Takes an array of tuber samples and returns their classified midsize bands, along with calculated mu, CoV, and k for the input sample collection.

  • URL
    /expanded-classify
  • Method
    POST
  • Data Params
    Currently the classifier uses the first sample as reference to the variety being classified. This creates the requirement that for any single request, all the samples must be of the same variety.
[
  {
    "variety": "MarisPiper",
    "tuber_id": "00001",
    "sample_id": "510c1fb0",
    "tuber_weight": 113.1
  },
  {
    "variety": "MarisPiper",
    "tuber_id": "00002",
    "sample_id": "510c1fb0",
    "tuber_weight": 103.3
  }
]
  • Response
    • Code: 200
      Content
[
  {
    "sample_id": "510c1fb0",
    "tuber_details": [
      {
        "variety": "MarisPiper",
        "tuber_weight": 20.1,
        "size_band": 27.5,
        "tuber_id": "00154"
      }
    ]
  }
]

Updating the training data

The training data is stored per variety in .csv files within the training_data folder.

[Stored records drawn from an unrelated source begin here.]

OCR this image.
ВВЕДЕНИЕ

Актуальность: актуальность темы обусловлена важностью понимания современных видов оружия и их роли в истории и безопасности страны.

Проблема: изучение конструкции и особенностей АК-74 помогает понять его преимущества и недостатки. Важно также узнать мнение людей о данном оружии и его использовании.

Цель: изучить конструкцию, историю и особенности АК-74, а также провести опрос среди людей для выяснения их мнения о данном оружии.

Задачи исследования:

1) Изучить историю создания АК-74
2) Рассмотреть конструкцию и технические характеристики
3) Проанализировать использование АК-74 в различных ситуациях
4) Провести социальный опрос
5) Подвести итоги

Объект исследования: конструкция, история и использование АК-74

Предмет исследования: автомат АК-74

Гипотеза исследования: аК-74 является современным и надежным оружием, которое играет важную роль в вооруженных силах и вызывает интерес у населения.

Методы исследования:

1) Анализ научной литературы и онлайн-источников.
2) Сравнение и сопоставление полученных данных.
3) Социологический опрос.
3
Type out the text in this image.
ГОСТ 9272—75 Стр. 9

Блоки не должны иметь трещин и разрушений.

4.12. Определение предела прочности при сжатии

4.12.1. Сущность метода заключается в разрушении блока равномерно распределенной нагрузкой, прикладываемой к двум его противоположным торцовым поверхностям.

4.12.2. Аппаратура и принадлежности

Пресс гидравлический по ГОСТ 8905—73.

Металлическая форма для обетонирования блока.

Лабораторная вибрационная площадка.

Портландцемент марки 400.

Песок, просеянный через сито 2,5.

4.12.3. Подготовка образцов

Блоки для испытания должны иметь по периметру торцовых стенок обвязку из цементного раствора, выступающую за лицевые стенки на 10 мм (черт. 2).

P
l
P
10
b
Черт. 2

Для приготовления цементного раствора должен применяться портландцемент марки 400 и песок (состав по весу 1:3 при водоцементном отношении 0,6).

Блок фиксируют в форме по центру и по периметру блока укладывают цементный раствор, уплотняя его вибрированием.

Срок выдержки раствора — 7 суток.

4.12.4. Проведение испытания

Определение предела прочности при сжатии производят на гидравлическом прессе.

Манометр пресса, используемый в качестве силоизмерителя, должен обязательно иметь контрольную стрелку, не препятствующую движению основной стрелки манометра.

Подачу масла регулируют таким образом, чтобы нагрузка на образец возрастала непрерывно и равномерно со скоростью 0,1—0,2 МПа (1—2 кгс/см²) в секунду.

If more data is avaiable it can be added to the end of the csv in any order as long as the format is maintained.

When adding new varieties, the variety name and k-value for the knn classifier should be added to the constants.py file. Also, the data relevant to the variety should be added to a new file named {variety_name}_TuberData.csv with the data it contains in the same format as the pre-existing files.